I stepped out from the doorway and took hold of Effing’s chair, squinting as the rain gusted against my eyes. “I guess you’re copy,” I said. “The rain doesn’t seem to be touching me either.” As I spoke, a flash of lightning snaked across the sky, followed by a tremendous clap of thunder. The rain poured down on us without mercy, attacking our exposed bodies with a barrage of liquid bullets. After the next burst of wind, Effing’s glasses were knocked clean off his face, but all he did was laugh, reveling in the violence of the storm.

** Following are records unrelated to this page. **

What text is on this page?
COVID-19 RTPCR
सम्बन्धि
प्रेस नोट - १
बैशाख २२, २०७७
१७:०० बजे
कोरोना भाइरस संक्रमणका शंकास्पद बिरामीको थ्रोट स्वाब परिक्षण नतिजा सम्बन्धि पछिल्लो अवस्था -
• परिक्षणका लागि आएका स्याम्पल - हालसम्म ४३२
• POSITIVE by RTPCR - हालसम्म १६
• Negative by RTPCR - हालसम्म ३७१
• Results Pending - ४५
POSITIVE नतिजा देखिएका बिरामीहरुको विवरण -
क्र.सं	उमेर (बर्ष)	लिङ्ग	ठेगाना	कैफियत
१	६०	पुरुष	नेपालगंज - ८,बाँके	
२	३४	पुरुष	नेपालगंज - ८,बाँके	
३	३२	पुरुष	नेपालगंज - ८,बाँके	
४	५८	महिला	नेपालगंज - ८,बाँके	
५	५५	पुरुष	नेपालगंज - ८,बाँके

“It’s remarkable, isn’t it?” he shouted at me through the noise. “It smells like rain. It sounds like rain. It even tastes like rain. And yet we’re perfectly dry. It’s mind over matter, Fogg. We’ve finally done it! We’ve cracked the secret of the universe!“
It was as though I had crossed some mysterious boundary deep within myself, crawling through a trapdoor that led to the innermost chambers of Effing’s heart. It wasn’t simply that I had given in to his grotesque ploy, I had made the ultimate gesture of validating his freedom, and in that sense I had proven myself to him at last. The old man was going to die, but for as long as he lived, he would love me.
We careened uptown for another seven or eight blocks, and Effing howled in ecstasy the whole way. “It’s a miracle!” he bellowed. “It’s a goddamned bloody miracle! Pennies from heaven—
get them while they last! Free money! Money for one and all!“
No one heard him, of course, since the streets were entirely empty. We were the only fools who had not scrambled for shelter by then, and in order to get rid of the remaining bills, I made a number of brief visits into bars and coffee shops along the way. I would park Effing by the door as I entered these establishments, listening to his wild laughter as I distributed the money. My ears buzzed with the sound of it: an insane musical accompaniment to our slapstick finale. The whole thing was raging out of control by then. We had turned ourselves into a natural disaster, a typhoon that swallowed up innocent victims in its path. “Money!” I would shout, laughing and weeping at the same time. “Fifty-dollar bills for everyone!” I was so waterlogged that my boots squirted puddles, I gushed like a human-sized tear, I dripped water on everyone. It was fortunate that we had come to the end. If things had gone on much longer, we probably would have been locked up for reckless endangerment.
The last place we visited was a Child’s coffee shop, a squalid, steamy hole in the wall illuminated by glaring fluorescent lights. There were twelve or fifteen customers hunched over the counter, and each one looked more forlorn and miserable than the next. I had only five or six bills left in my pocket, and suddenly I didn’t know how to handle the situation. I couldn’t think, I couldn’t decide anymore. For want of anything better to do, I wadded up the money in my fist and flung it across the room. “Whoever wants it can have it!” I yelled. And then I ran out of there, pushing Effing back into the storm.